For Republicans, an election win of any size today would be a blessing. But victories in Virginia, New Jersey or elsewhere won't erase enormous obstacles the party faces heading into a 2010 midterm election year when control of Congress and statehouses from coast to coast will be up for grabs.
It's been a tough few years for the GOP. The party lost control of Congress in 2006 and then lost the White House in 2008 with three traditional Republican states — Indiana, North Carolina and Virginia — abandoning the party.
So even if political winds start blowing harder behind them and even if they can capitalize on Democratic missteps, Republicans still will have a long way to go over the next year because of their party's own fundamental problems: divisions over the path forward, the lack of a national leader and a shrinking base in a changing nation.
The GOP would overcome none of those hurdles should Republican Bob McDonnell win the Virginia governor's race, Chris Christie emerge victorious in the New Jersey governor's contest, or conservative Doug Hoffman triumph in a hotly contested special congressional election in upstate New York.
So far, 2009 seems to have underscored what may be the biggest impediment for Republicans: the war within their base.
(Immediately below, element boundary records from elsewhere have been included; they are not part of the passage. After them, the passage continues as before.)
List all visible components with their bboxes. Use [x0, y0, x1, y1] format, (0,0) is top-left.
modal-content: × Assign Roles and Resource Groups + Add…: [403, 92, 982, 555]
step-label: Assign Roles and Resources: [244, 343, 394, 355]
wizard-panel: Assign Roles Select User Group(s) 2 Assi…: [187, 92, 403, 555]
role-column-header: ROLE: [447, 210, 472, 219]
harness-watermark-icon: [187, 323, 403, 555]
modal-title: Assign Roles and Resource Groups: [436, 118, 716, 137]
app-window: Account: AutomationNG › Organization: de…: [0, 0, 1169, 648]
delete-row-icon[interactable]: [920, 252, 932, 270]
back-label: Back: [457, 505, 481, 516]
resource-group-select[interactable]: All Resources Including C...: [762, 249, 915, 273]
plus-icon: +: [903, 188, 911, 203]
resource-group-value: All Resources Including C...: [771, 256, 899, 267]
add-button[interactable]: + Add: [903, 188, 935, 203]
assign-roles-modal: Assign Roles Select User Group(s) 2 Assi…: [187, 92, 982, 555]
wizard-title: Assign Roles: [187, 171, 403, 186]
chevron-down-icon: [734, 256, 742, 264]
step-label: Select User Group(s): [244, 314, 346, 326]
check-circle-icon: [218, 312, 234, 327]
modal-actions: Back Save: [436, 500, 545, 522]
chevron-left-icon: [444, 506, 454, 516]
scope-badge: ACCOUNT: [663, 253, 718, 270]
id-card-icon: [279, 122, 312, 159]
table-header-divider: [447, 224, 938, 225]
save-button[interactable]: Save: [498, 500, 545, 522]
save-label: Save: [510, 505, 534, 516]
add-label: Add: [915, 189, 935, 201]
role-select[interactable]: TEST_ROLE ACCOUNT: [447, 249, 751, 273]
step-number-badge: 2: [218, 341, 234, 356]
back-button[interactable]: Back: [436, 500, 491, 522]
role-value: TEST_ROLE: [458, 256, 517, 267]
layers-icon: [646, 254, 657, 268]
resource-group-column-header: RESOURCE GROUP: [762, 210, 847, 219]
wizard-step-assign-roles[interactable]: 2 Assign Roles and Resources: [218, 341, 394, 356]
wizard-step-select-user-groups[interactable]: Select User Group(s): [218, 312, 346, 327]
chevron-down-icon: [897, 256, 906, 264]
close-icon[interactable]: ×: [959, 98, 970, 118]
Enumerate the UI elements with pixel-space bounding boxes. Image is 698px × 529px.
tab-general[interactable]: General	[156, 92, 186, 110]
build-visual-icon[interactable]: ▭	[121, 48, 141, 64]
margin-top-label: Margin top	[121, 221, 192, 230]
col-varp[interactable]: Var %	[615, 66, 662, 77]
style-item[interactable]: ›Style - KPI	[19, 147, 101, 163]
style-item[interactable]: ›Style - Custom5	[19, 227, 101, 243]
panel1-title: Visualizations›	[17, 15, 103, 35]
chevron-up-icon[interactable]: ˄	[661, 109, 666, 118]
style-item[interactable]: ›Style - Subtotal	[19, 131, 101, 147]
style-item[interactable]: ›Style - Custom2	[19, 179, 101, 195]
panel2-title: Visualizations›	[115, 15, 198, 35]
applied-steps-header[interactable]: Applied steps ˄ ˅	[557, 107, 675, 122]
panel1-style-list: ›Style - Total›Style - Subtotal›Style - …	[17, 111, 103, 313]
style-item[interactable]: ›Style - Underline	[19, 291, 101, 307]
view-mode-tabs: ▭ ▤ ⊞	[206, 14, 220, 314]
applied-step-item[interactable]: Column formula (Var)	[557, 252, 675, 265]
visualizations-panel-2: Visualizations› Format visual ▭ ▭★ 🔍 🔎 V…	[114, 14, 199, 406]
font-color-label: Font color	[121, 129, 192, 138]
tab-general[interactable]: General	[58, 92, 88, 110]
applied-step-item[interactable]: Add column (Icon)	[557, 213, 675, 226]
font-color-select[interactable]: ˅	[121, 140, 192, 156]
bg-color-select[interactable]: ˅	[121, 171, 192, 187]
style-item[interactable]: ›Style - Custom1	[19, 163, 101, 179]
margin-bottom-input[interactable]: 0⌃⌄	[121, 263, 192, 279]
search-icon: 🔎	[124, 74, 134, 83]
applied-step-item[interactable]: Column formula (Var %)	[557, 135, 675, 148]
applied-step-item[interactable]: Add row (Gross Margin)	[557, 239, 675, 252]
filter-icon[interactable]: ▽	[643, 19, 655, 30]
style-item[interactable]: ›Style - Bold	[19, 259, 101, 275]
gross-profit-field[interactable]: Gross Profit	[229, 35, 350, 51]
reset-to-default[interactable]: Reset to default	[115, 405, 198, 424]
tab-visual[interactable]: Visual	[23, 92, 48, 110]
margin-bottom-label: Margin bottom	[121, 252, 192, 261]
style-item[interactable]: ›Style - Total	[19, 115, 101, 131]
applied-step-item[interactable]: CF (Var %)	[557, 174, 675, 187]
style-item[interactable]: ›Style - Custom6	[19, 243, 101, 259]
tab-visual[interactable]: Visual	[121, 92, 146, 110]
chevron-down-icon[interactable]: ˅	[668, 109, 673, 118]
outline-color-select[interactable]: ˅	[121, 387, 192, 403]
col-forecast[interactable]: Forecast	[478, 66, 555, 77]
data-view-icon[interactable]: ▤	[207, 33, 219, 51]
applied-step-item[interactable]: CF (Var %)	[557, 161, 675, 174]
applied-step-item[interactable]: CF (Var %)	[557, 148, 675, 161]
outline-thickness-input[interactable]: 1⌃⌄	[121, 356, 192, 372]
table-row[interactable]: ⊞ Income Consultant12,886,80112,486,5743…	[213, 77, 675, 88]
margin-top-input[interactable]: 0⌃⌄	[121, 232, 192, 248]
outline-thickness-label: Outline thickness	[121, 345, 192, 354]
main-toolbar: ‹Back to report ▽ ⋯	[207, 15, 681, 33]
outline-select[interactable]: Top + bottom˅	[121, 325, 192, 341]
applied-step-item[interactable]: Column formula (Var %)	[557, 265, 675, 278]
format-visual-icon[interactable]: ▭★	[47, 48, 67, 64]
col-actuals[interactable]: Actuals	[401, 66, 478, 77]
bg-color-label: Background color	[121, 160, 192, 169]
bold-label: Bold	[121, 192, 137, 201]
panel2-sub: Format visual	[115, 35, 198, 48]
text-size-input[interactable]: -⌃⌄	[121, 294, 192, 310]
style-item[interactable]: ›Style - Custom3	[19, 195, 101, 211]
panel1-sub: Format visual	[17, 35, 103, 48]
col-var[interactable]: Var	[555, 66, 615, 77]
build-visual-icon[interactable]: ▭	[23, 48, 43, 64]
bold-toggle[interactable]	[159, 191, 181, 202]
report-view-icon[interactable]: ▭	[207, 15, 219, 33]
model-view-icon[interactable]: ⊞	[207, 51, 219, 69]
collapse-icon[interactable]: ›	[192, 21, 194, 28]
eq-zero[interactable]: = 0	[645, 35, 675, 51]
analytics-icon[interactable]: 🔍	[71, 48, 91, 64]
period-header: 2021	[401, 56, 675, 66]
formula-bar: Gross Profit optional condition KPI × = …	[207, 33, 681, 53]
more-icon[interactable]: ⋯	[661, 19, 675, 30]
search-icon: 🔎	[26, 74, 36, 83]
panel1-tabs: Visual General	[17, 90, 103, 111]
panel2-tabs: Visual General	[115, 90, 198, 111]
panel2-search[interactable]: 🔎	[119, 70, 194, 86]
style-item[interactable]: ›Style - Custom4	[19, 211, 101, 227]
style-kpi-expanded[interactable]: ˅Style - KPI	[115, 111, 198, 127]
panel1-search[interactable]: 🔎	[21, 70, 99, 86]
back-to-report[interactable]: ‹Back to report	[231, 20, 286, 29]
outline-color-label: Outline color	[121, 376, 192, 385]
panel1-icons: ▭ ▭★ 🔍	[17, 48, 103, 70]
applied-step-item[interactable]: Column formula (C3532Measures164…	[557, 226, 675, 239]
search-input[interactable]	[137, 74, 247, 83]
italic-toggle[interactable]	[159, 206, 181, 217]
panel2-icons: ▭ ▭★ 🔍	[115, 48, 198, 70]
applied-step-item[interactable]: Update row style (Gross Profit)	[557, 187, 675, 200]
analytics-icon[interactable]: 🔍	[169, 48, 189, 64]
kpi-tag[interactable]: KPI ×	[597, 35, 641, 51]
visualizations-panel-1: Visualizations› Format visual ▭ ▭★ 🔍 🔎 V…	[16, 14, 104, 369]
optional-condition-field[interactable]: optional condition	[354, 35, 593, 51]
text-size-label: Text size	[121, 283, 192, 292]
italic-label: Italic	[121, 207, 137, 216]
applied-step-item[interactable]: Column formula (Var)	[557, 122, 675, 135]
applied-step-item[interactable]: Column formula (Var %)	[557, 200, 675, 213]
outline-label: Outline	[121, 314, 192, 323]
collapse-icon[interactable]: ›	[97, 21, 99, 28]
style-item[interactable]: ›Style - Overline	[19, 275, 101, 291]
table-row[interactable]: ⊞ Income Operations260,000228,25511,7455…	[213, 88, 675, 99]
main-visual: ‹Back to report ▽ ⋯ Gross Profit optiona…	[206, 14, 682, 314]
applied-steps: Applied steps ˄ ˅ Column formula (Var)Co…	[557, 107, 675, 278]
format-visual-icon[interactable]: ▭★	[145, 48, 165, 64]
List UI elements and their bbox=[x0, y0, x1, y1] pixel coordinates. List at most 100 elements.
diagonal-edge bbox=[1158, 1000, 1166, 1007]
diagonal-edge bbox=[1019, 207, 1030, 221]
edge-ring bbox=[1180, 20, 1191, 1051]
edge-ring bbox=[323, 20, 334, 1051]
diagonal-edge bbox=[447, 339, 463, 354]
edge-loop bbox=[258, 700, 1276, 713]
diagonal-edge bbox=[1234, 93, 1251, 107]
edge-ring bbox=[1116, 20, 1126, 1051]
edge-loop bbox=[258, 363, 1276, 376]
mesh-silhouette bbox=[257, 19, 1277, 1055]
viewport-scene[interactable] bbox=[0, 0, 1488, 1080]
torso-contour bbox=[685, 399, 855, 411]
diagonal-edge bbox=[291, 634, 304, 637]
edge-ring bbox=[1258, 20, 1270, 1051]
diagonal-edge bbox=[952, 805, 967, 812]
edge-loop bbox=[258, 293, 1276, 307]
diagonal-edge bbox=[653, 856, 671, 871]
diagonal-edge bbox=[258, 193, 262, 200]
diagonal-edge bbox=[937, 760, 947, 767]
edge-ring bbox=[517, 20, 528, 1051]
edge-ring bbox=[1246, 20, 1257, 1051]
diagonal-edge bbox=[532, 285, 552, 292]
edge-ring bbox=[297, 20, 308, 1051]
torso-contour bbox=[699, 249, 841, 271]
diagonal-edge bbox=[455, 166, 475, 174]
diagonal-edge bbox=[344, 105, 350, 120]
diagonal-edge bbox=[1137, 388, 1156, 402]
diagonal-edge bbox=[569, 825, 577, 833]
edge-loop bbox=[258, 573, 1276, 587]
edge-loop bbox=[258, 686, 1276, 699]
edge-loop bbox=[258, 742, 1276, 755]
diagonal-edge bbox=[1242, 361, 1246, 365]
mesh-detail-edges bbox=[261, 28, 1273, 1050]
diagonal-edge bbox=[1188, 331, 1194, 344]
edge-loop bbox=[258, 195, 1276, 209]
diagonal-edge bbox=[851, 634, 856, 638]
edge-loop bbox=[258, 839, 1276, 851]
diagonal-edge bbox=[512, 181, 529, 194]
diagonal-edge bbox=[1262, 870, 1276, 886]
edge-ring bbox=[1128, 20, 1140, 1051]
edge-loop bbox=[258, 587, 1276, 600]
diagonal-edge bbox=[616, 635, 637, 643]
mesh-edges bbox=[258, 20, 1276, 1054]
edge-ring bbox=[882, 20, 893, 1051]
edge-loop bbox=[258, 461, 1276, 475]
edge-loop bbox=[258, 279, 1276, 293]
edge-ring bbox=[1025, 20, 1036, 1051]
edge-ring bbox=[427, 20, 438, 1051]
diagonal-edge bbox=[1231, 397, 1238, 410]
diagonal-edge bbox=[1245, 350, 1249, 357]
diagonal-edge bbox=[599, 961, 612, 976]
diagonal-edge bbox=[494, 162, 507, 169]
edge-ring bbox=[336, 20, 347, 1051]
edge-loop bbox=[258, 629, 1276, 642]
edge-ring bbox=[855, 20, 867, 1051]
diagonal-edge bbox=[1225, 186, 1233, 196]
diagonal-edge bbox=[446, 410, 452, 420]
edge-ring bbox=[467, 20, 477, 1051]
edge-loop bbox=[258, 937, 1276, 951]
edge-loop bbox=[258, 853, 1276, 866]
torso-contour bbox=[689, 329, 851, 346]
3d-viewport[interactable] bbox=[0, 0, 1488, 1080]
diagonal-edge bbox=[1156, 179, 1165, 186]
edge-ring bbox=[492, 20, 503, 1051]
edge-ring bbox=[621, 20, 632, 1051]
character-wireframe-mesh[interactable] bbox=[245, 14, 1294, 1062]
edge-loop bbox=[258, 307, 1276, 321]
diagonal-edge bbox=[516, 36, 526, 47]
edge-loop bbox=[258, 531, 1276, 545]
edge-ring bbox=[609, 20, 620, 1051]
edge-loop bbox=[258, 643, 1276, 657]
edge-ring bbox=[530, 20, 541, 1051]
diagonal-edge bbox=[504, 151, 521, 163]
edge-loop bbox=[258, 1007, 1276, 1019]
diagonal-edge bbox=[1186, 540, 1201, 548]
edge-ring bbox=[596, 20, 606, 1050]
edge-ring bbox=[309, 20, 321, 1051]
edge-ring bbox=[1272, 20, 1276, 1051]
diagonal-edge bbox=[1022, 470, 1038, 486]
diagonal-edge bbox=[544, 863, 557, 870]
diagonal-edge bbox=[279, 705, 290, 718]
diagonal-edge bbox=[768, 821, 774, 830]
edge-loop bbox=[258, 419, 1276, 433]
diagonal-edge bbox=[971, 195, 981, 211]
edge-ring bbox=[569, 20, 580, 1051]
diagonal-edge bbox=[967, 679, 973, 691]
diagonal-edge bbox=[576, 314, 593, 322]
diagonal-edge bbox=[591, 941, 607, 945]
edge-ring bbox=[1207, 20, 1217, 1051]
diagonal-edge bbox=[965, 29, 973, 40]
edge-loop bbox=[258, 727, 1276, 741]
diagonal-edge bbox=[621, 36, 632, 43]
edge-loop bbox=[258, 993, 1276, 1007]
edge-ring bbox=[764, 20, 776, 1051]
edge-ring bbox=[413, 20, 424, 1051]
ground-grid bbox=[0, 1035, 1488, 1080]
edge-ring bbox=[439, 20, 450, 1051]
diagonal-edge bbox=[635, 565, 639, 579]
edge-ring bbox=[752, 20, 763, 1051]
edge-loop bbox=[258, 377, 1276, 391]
Not that the GOP would casually brush off even a small stack of victories on Tuesday.
One or more wins would give the Republicans a jolt, and a reason to rally in the coming months. Victories certainly would help with grass roots fundraising and candidate recruiting.
Still, with Democrats in control, the onus is on the GOP to get its act together. George W. Bush, the president many Republicans came to see as an election-day albatross, is gone, but the party troubles born under him linger.
Republican leaders in Washington certainly are mindful of the challenges. "It's going to be a difficult road to walk," House Republican leader John Boehner told CNN on Sunday.
Others are more blunt.
"Right now there's no central Republican leader to turn to, and there's no central Republican message," conservative talk show host Rush Limbaugh told Fox News on Sunday.
What's more, the GOP's ranks are thinning: Only 32 percent of respondents called themselves Republicans in a recent AP-GfK survey compared with 43 percent who called themselves Democrats.